Sparkil Maclein, 17 (D3F)

It took ages to put her all together. I had to scavenge wires and metal from all over District Three, from melted coins (which wasn't exactly legal but no one cared if it was only the cheapest coins) to gutting my old night light. I had to lay them all together just so like a technological Dr. Frankenstein so everything worked and one tiny glitch didn't make the whole thing catch on fire. Finally, after dozens of false starts, she was ready to display.

"Mom! Dad! I finished her!" I yelled from my basement lair. I heard my parents running down the steps, eager to see the masterpiece I'd been refusing to let them see. I swept out my arms toward my knee-high work table and presented my invention.

"I call her Ada," I said. Ada was a little square robot about the size of a small cat. She had a screen on her face and one bionic arm, just like mine. That was most of the reason I'd grown so attached to her, along with all the hours I spent making her. She was like my baby and my twin all at once.

"What does she do?" Dad asked. I turned her over to show her power bank.

"She runs on normal wireless batteries, so she can go on forever. Mostly she organizes," I said. I opened a compartment and pulled out the handheld computer keyboard I'd wired into her.

"I couldn't get her to transcribe voices, but you can type in messages and she reminds you. Even though she can't understand my voice, she can still talk or read off text," I said. I tapped some letters on the keyboard. Ada, say "hello, Mom and Dad"

"Hello, Mom and Dad," Ada said. It was my voice, since I'd recorded me saying all the letters, plus combination letter sounds and a few basic words. I could keep adding more and she'd get smarter all the way. Mom and Dad laughed, since I'd recorded the words with a goofy Capitol accent. It amused me that Ada would be a very posh robot.

"What does the arm do?" Mom asked.

"It doesn't really do much," I admitted. "It can hold a pencil, but she can't write. Maybe someday." I just really wanted her to have an arm for cosmetic purposes. "She can give me a high five," I added, and I gently high-fived her. I was still wearing the rubber glove on my metal hand. I'd been lazy at first, but I hadn't forgotten ever since I zapped myself trying to wire her facescreen.
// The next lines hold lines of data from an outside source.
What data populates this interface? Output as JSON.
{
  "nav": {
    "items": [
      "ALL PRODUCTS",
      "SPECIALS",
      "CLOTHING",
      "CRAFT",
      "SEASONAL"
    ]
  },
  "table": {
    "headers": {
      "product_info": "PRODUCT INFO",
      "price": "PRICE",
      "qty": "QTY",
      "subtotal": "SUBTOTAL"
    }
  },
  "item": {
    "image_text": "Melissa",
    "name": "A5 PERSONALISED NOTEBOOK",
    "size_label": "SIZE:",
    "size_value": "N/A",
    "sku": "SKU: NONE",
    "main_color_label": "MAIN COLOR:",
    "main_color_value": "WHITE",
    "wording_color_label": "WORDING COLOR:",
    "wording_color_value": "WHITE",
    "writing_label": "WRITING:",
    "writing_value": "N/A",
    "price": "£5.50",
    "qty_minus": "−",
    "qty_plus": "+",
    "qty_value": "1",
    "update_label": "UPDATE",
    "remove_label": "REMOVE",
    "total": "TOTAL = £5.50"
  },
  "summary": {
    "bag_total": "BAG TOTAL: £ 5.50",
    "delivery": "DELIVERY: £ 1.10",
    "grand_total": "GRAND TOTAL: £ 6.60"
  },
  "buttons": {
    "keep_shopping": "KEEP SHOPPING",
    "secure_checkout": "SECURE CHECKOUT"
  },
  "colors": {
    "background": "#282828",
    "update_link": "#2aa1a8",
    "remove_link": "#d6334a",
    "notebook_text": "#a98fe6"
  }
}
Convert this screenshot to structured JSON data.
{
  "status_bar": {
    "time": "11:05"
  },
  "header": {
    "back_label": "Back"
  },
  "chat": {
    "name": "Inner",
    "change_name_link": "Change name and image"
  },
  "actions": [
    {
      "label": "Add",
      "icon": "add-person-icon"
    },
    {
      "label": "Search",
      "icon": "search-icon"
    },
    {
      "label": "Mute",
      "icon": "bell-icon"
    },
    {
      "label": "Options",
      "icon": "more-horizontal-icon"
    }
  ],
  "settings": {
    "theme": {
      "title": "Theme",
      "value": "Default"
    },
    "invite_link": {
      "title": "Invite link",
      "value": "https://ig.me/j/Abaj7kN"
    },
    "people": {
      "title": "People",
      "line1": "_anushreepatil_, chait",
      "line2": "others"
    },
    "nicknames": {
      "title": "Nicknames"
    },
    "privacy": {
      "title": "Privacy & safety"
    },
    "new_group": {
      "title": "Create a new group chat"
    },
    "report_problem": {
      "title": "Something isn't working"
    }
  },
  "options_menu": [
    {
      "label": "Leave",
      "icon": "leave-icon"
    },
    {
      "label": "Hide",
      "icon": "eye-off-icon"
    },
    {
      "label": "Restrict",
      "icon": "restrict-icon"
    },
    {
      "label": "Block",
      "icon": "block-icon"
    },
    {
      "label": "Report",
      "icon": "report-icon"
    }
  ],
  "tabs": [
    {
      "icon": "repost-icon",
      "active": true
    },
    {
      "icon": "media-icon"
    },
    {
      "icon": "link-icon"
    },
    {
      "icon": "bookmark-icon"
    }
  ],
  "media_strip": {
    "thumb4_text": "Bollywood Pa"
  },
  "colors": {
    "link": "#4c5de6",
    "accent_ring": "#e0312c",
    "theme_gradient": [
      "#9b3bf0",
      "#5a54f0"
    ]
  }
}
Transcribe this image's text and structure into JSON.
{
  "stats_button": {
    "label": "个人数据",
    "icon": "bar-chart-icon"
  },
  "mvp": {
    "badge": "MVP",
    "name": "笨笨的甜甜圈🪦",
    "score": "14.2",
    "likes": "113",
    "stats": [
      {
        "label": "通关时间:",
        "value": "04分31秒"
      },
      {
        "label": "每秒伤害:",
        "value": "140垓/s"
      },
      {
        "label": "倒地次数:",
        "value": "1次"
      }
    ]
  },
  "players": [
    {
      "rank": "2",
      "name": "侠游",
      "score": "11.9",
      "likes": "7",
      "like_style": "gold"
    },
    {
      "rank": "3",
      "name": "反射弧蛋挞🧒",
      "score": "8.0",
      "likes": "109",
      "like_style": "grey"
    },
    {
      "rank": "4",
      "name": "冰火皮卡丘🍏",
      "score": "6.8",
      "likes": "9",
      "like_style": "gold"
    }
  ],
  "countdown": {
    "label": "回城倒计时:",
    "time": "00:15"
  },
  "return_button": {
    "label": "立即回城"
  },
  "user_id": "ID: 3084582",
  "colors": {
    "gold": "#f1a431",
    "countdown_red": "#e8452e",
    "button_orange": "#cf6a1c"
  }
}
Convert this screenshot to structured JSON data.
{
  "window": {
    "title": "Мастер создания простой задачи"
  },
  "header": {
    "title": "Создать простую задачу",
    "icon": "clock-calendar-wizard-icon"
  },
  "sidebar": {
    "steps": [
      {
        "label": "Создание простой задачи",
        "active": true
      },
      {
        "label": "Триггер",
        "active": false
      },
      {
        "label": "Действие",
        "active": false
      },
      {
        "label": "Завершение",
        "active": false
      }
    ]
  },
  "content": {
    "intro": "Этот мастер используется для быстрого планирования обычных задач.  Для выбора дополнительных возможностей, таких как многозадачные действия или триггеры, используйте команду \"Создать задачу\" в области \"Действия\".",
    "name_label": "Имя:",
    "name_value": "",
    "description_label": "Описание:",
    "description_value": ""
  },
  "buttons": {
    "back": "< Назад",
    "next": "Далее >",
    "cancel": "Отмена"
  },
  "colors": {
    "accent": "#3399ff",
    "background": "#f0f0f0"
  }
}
"Maybe now you won't forget your homework," Dad said. I stuck my tongue out at him. It was hard to concentrate on silly things like sentence diagrams and geography when I only cared about the science and engineering that might let me do my dream job someday of making Capitol mutts. If the Games were going to go on anyway, they at least should have really cool mutts. My favorite was the phoenix. It was from before I was born, but I could tell even from the footage that it bent light somehow, and that was wicked cool.

"It's pretty impressive, girl," Dad said. He already worked for the Capitol, so hearing him say that was the best thing that could have happened.

"Good enough to work in the Capitol?" I asked.

"You better wait until you're at least old enough to cross the street by yourself," Dad said. But he was just fooling. I was eleven years old. I'd been able to cross the street for three years.